One cost is opportunity cost. You could be doing something "booring" like buying something worth 50% more than the purchase price with guaranteed no downside.

Another cost is the mental noise and brainwashing.

The melting cost and current ban on melting are both irrelevant. Think of it like a stock that doesn't pay a dividend.

Taylor Conant said...

In Langone's world, apparently a person has two options for how they can spend their time:

1.) Pursue productive investment opportunities
2.) Watch TV

Based off that premise, his response makes sense. Based off the premises of reality, whereby every individual is faced with a multitude of choices as far as how they spend their time, and CP has picked just one of those alternatives (TV watching) to criticize, Langone comes across like a bit of an enraged ape.

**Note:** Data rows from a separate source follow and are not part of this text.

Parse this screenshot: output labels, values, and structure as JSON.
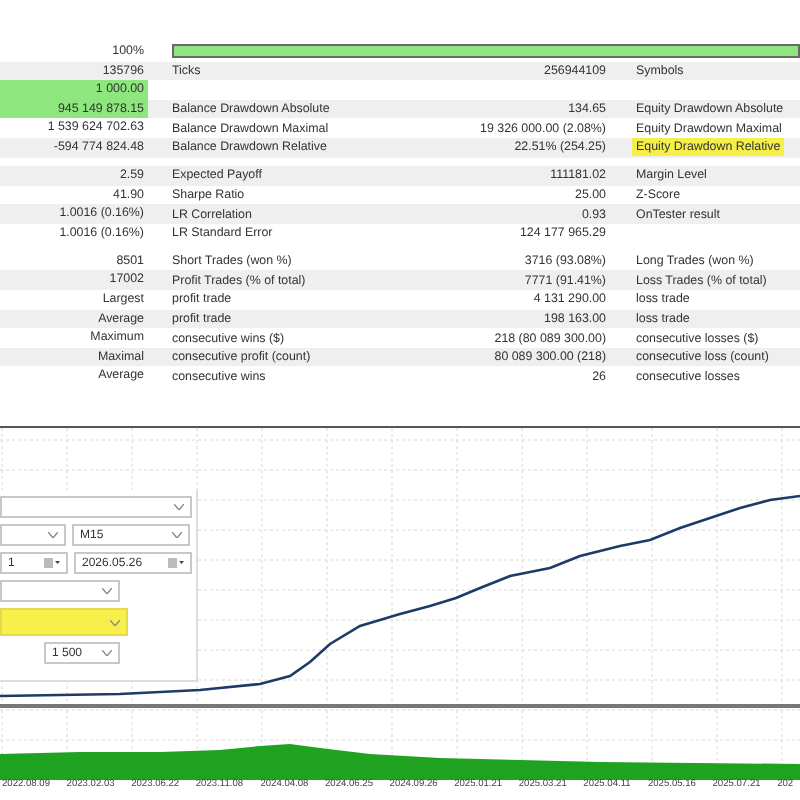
{
  "progress": {
    "percent": "100%",
    "level": 1
  },
  "report": [
    {
      "kind": "row",
      "cells": [
        {
          "text": "135796"
        },
        {
          "text": "Ticks"
        },
        {
          "text": "256944109"
        },
        {
          "text": "Symbols"
        }
      ]
    },
    {
      "kind": "row",
      "cells": [
        {
          "text": "1 000.00",
          "color": "#8ee67e"
        },
        {},
        {},
        {}
      ]
    },
    {
      "kind": "row",
      "cells": [
        {
          "text": "945 149 878.15",
          "color": "#8ee67e"
        },
        {
          "text": "Balance Drawdown Absolute"
        },
        {
          "text": "134.65"
        },
        {
          "text": "Equity Drawdown Absolute"
        }
      ]
    },
    {
      "kind": "row",
      "cells": [
        {
          "text": "1 539 624 702.63"
        },
        {
          "text": "Balance Drawdown Maximal"
        },
        {
          "text": "19 326 000.00 (2.08%)"
        },
        {
          "text": "Equity Drawdown Maximal"
        }
      ]
    },
    {
      "kind": "row",
      "cells": [
        {
          "text": "-594 774 824.48"
        },
        {
          "text": "Balance Drawdown Relative"
        },
        {
          "text": "22.51% (254.25)"
        },
        {
          "text": "Equity Drawdown Relative",
          "color": "#f6ef4a"
        }
      ]
    },
    {
      "kind": "spacer"
    },
    {
      "kind": "row",
      "cells": [
        {
          "text": "2.59"
        },
        {
          "text": "Expected Payoff"
        },
        {
          "text": "111181.02"
        },
        {
          "text": "Margin Level"
        }
      ]
    },
    {
      "kind": "row",
      "cells": [
        {
          "text": "41.90"
        },
        {
          "text": "Sharpe Ratio"
        },
        {
          "text": "25.00"
        },
        {
          "text": "Z-Score"
        }
      ]
    },
    {
      "kind": "row",
      "cells": [
        {
          "text": "1.0016 (0.16%)"
        },
        {
          "text": "LR Correlation"
        },
        {
          "text": "0.93"
        },
        {
          "text": "OnTester result"
        }
      ]
    },
    {
      "kind": "row",
      "cells": [
        {
          "text": "1.0016 (0.16%)"
        },
        {
          "text": "LR Standard Error"
        },
        {
          "text": "124 177 965.29"
        },
        {}
      ]
    },
    {
      "kind": "spacer"
    },
    {
      "kind": "row",
      "cells": [
        {
          "text": "8501"
        },
        {
          "text": "Short Trades (won %)"
        },
        {
          "text": "3716 (93.08%)"
        },
        {
          "text": "Long Trades (won %)"
        }
      ]
    },
    {
      "kind": "row",
      "cells": [
        {
          "text": "17002"
        },
        {
          "text": "Profit Trades (% of total)"
        },
        {
          "text": "7771 (91.41%)"
        },
        {
          "text": "Loss Trades (% of total)"
        }
      ]
    },
    {
      "kind": "row",
      "cells": [
        {
          "text": "Largest"
        },
        {
          "text": "profit trade"
        },
        {
          "text": "4 131 290.00"
        },
        {
          "text": "loss trade"
        }
      ]
    },
    {
      "kind": "row",
      "cells": [
        {
          "text": "Average"
        },
        {
          "text": "profit trade"
        },
        {
          "text": "198 163.00"
        },
        {
          "text": "loss trade"
        }
      ]
    },
    {
      "kind": "row",
      "cells": [
        {
          "text": "Maximum"
        },
        {
          "text": "consecutive wins ($)"
        },
        {
          "text": "218 (80 089 300.00)"
        },
        {
          "text": "consecutive losses ($)"
        }
      ]
    },
    {
      "kind": "row",
      "cells": [
        {
          "text": "Maximal"
        },
        {
          "text": "consecutive profit (count)"
        },
        {
          "text": "80 089 300.00 (218)"
        },
        {
          "text": "consecutive loss (count)"
        }
      ]
    },
    {
      "kind": "row",
      "cells": [
        {
          "text": "Average"
        },
        {
          "text": "consecutive wins"
        },
        {
          "text": "26"
        },
        {
          "text": "consecutive losses"
        }
      ]
    }
  ],
  "settings": [
    [
      {
        "kind": "dropdown",
        "highlighted": false
      }
    ],
    [
      {
        "kind": "dropdown",
        "highlighted": false
      },
      {
        "kind": "dropdown",
        "value": "M15",
        "highlighted": false
      }
    ],
    [
      {
        "kind": "date",
        "value": "1",
        "highlighted": false
      },
      {
        "kind": "date",
        "value": "2026.05.26",
        "highlighted": false
      }
    ],
    [
      {
        "kind": "dropdown",
        "highlighted": false
      }
    ],
    [
      {
        "kind": "dropdown",
        "highlighted": true
      }
    ],
    [
      {
        "kind": "dropdown",
        "value": "1 500",
        "highlighted": false
      }
    ]
  ],
  "chart": {
    "dates": [
      "2022.08.09",
      "2023.02.03",
      "2023.06.22",
      "2023.11.08",
      "2024.04.08",
      "2024.06.25",
      "2024.09.26",
      "2025.01.21",
      "2025.03.21",
      "2025.04.11",
      "2025.05.16",
      "2025.07.21",
      "202"
    ]
  }
}
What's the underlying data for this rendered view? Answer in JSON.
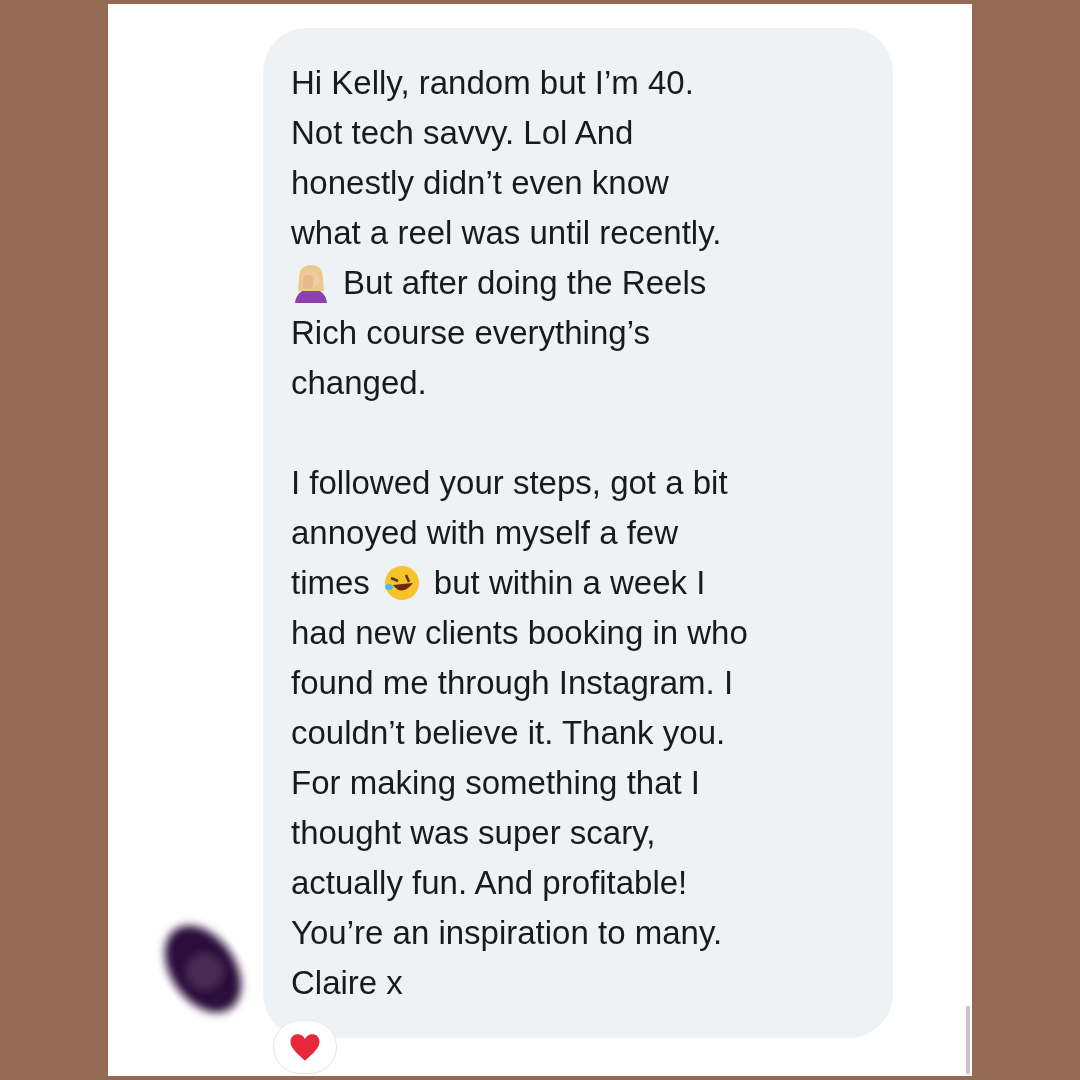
{
  "message": {
    "paragraphs": [
      {
        "lines": [
          {
            "segments": [
              {
                "kind": "text",
                "text": "Hi Kelly, random but I’m 40."
              }
            ]
          },
          {
            "segments": [
              {
                "kind": "text",
                "text": "Not tech savvy. Lol And"
              }
            ]
          },
          {
            "segments": [
              {
                "kind": "text",
                "text": "honestly didn’t even know"
              }
            ]
          },
          {
            "segments": [
              {
                "kind": "text",
                "text": "what a reel was until recently."
              }
            ]
          },
          {
            "segments": [
              {
                "kind": "figure-emoji"
              },
              {
                "kind": "text",
                "text": "But after doing the Reels"
              }
            ]
          },
          {
            "segments": [
              {
                "kind": "text",
                "text": "Rich course everything’s"
              }
            ]
          },
          {
            "segments": [
              {
                "kind": "text",
                "text": "changed."
              }
            ]
          }
        ]
      },
      {
        "lines": [
          {
            "segments": [
              {
                "kind": "text",
                "text": "I followed your steps, got a bit"
              }
            ]
          },
          {
            "segments": [
              {
                "kind": "text",
                "text": "annoyed with myself a few"
              }
            ]
          },
          {
            "segments": [
              {
                "kind": "text",
                "text": "times"
              },
              {
                "kind": "face-emoji"
              },
              {
                "kind": "text",
                "text": "but within a week I"
              }
            ]
          },
          {
            "segments": [
              {
                "kind": "text",
                "text": "had new clients booking in who"
              }
            ]
          },
          {
            "segments": [
              {
                "kind": "text",
                "text": "found me through Instagram. I"
              }
            ]
          },
          {
            "segments": [
              {
                "kind": "text",
                "text": "couldn’t believe it. Thank you."
              }
            ]
          },
          {
            "segments": [
              {
                "kind": "text",
                "text": "For making something that I"
              }
            ]
          },
          {
            "segments": [
              {
                "kind": "text",
                "text": "thought was super scary,"
              }
            ]
          },
          {
            "segments": [
              {
                "kind": "text",
                "text": "actually fun. And profitable!"
              }
            ]
          },
          {
            "segments": [
              {
                "kind": "text",
                "text": "You’re an inspiration to many."
              }
            ]
          },
          {
            "segments": [
              {
                "kind": "text",
                "text": "Claire x"
              }
            ]
          }
        ]
      }
    ],
    "reaction": {
      "kind": "heart"
    }
  }
}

The problem related to TV watching isn't just that it's a "waste of time", it's WHO primarily wastes their time that way-- the hopelessly in over their head average American lard ass, with negative equity in their home, auto payment, just lost their job, 401k obliterated once and working on round 2, etc. Basically, all the whiny dupes from "Main Street" who think that since Wall Street got a bailout, it's only fair they get one, too.

But they can bail themselves out. And the first step would be to stop wasting time watching TV and feeling sorry for themselves.

TV is an interesting form of diversion because it's one of the few things you could spend 10,000 hours on which would yield no practical results and no development of new skills, ideas or personal improvement. Hell, as sex-addled as this country supposedly is, if people spent as much time having sex as they did watching TV they'd at least get better at it and enjoy the sustained euphoria and psychological benefits caused by the release of hormones, and maybe even burn a few calories!

CP said...

TC, you make an excellent point about the 10,000 hours.

Can we think of any other activity that would yield so little practical benefit for the participant? I'm hard pressed to think of anything. Maybe facebooking or playing angry birds.

Hence my idea that TV is uniquely evil and destructive.

anony mouse said...

Well we can all thank Taylor for once again proving the anonymous internet fuckwad theory is still alive and well - great diatribe about TV, really. It's much worse than watching movies, sports (in person), playing fantasy football, video games, going fishing, or the host of things people do for leisure outside of reading.

CP, this is such a great idea, I'm waiting for you go do it. Please let me know how it works out.